Revenues, profits, net assets
ESR generated US$254.1 million of revenues in 2018, which represents a 65.8 percent rise from the year before. The company generates a large amount of its revenues from management fee income: US$135.6 million last year, which is 53.4 percent of total revenues. In its prospectus, ESR said that the net profit in 2018 stood at US$213.1 million. “The majority of our profit was derived from fair value gains on investment properties and share of profit and losses of joint ventures and associates,” the prospectus said. The company also generates rental income from the properties it develops and capital gains from selling developments.
The company’s unaudited pro-forma balance sheet shows net assets of US$2.3 billion. It has non-current assets of US$4.3 billion, current assets of $637.4 million, non-current liabilities of US$1.7billion and current liabilities of US$4.02 billion.
History of ESR
ESR began life as two separate companies. Firstly, the Redwood Group was set up in 2006 by Stuart Gibson and Charles Portes to focus on logistics development in Japan. Secondly, a company called E-Shang was set up by WP OCIM and Jinchu Shen to focus on growth in China. The two merged in 2016 and expanded in 2017 in Singapore and India. In 2017 it entered Australia through acquiring equity stakes in Australia Stock Exchange listed companies.
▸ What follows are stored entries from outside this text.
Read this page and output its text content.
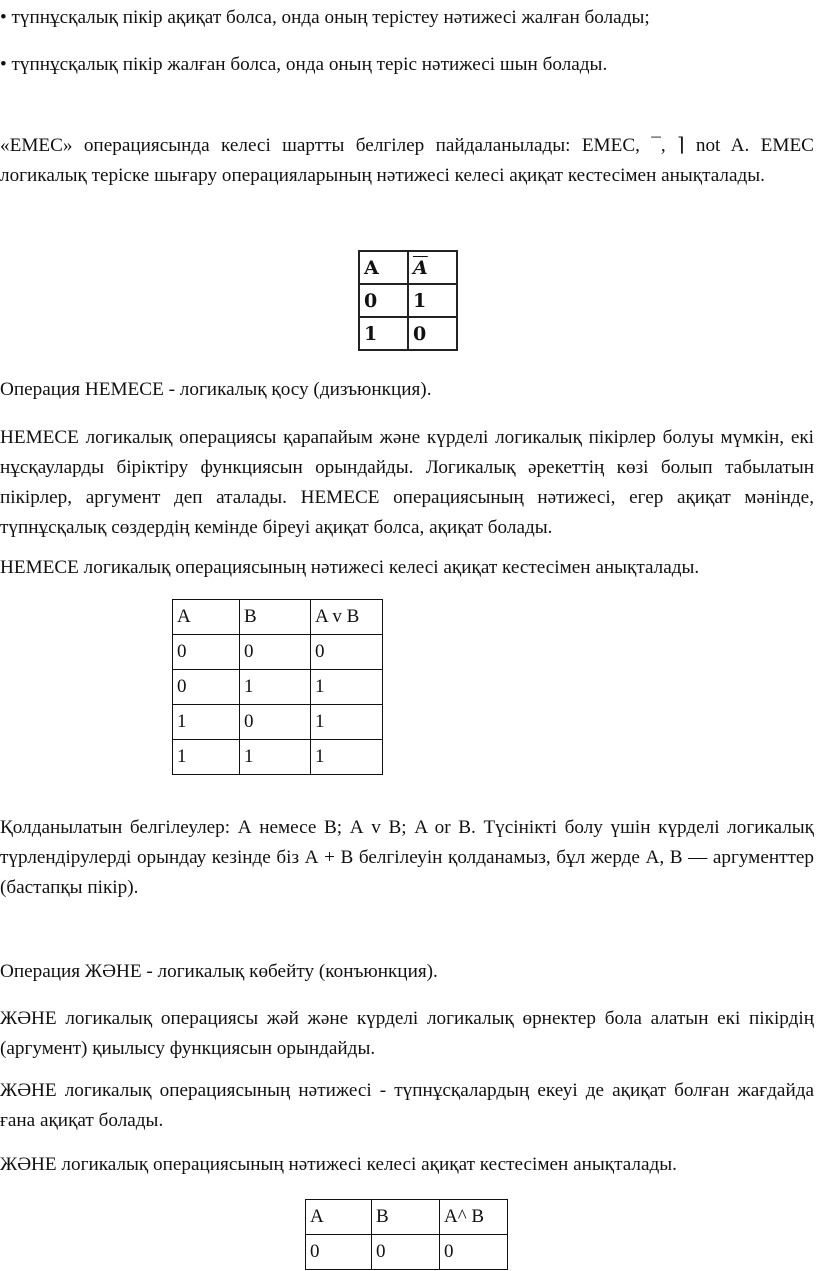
• түпнұсқалық пікір ақиқат болса, онда оның терістеу нәтижесі жалған болады;

• түпнұсқалық пікір жалған болса, онда оның теріс нәтижесі шын болады.

«ЕМЕС» операциясында келесі шартты белгілер пайдаланылады: ЕМЕС, ¯, ⌉ not A. ЕМЕС логикалық теріске шығару операцияларының нәтижесі келесі ақиқат кестесімен анықталады.

A	$\overline{A}$
0	1
1	0

Операция НЕМЕСЕ - логикалық қосу (дизъюнкция).

НЕМЕСЕ логикалық операциясы қарапайым және күрделі логикалық пікірлер болуы мүмкін, екі нұсқауларды біріктіру функциясын орындайды. Логикалық әрекеттің көзі болып табылатын пікірлер, аргумент деп аталады. НЕМЕСЕ операциясының нәтижесі, егер ақиқат мәнінде, түпнұсқалық сөздердің кемінде біреуі ақиқат болса, ақиқат болады.

НЕМЕСЕ логикалық операциясының нәтижесі келесі ақиқат кестесімен анықталады.

A	B	A v B
0	0	0
0	1	1
1	0	1
1	1	1

Қолданылатын белгілеулер: А немесе В; А v В; A or B. Түсінікті болу үшін күрделі логикалық түрлендірулерді орындау кезінде біз А + В белгілеуін қолданамыз, бұл жерде А, В — аргументтер (бастапқы пікір).

Операция ЖӘНЕ - логикалық көбейту (конъюнкция).

ЖӘНЕ логикалық операциясы жәй және күрделі логикалық өрнектер бола алатын екі пікірдің (аргумент) қиылысу функциясын орындайды.

ЖӘНЕ логикалық операциясының нәтижесі - түпнұсқалардың екеуі де ақиқат болған жағдайда ғана ақиқат болады.

ЖӘНЕ логикалық операциясының нәтижесі келесі ақиқат кестесімен анықталады.

A	B	A^ B
0	0	0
In August 2018, it bought the whole equity of a developer of commercial and industrial real estate projects.
Financial, legal, property valuation, and other advisors
Joint financial sponsors to the IPO were Deutsche Securities Asia and CLSA Capital Markets.
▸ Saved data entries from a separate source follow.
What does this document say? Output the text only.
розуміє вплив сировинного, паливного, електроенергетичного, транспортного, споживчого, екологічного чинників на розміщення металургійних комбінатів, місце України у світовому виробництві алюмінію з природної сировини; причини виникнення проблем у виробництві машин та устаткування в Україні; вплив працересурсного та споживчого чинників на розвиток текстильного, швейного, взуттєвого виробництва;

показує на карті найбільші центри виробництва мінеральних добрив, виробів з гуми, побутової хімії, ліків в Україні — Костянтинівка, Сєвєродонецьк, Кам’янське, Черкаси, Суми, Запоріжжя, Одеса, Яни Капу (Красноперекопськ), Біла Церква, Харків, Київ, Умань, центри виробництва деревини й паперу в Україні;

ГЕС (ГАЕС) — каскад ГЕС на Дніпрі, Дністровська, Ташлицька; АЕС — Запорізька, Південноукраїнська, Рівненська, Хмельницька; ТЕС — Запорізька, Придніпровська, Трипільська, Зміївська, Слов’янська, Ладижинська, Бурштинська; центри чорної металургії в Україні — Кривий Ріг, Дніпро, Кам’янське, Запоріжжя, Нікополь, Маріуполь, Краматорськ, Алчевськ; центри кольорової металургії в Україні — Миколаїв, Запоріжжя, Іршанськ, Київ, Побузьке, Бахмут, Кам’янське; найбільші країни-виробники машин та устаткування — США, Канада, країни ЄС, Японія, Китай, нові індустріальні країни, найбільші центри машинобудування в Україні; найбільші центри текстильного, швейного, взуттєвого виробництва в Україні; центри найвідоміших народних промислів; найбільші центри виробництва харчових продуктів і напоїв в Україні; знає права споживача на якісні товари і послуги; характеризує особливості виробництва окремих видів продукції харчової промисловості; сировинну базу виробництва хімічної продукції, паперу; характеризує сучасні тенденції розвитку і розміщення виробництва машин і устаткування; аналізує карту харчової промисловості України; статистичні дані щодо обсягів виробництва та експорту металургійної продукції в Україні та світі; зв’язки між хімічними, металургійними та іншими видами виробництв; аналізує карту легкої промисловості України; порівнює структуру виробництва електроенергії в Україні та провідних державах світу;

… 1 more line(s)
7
Financial institutions providing coordination, book-running and lead management services are Deutsche Bank; CLSA; Citigroup (various divisions); Credit Suisse (Hong Kong); DBS Asia Capital; Goldman Sachs (Asia); BNP Paribas Securities (Asia); China International Capital Corporation Hong Kong Securities; Credit Agricole; Mirae Asset Securities and UOB Kay Hian Hong Kong.
Legal advice was provided by Latham & Watkins (HK and U.S. law); Global Law Office (China); Nagashima Ohno & Tsunematsu (Japan); Shin & Kim (South Korea); White & Case (Singapore); Corrs Chambers Westgarth (Australia); Kanga & Co (India); Walkers Hong Kong (Cayman Island and BVI); Freshfields Bruckhaus Deringer (HK and U.S.); Commerce & Finance Law Office (China).
Property valuers were Beijing Colliers; Cushman & Wakefield; and CBRE.
Other advisors include Ernst & Young (accounting and auditing); Jones Lang LaSalle (industrial); Standard Chartered Bank (receiving bank); Octal Capital (compliance advice).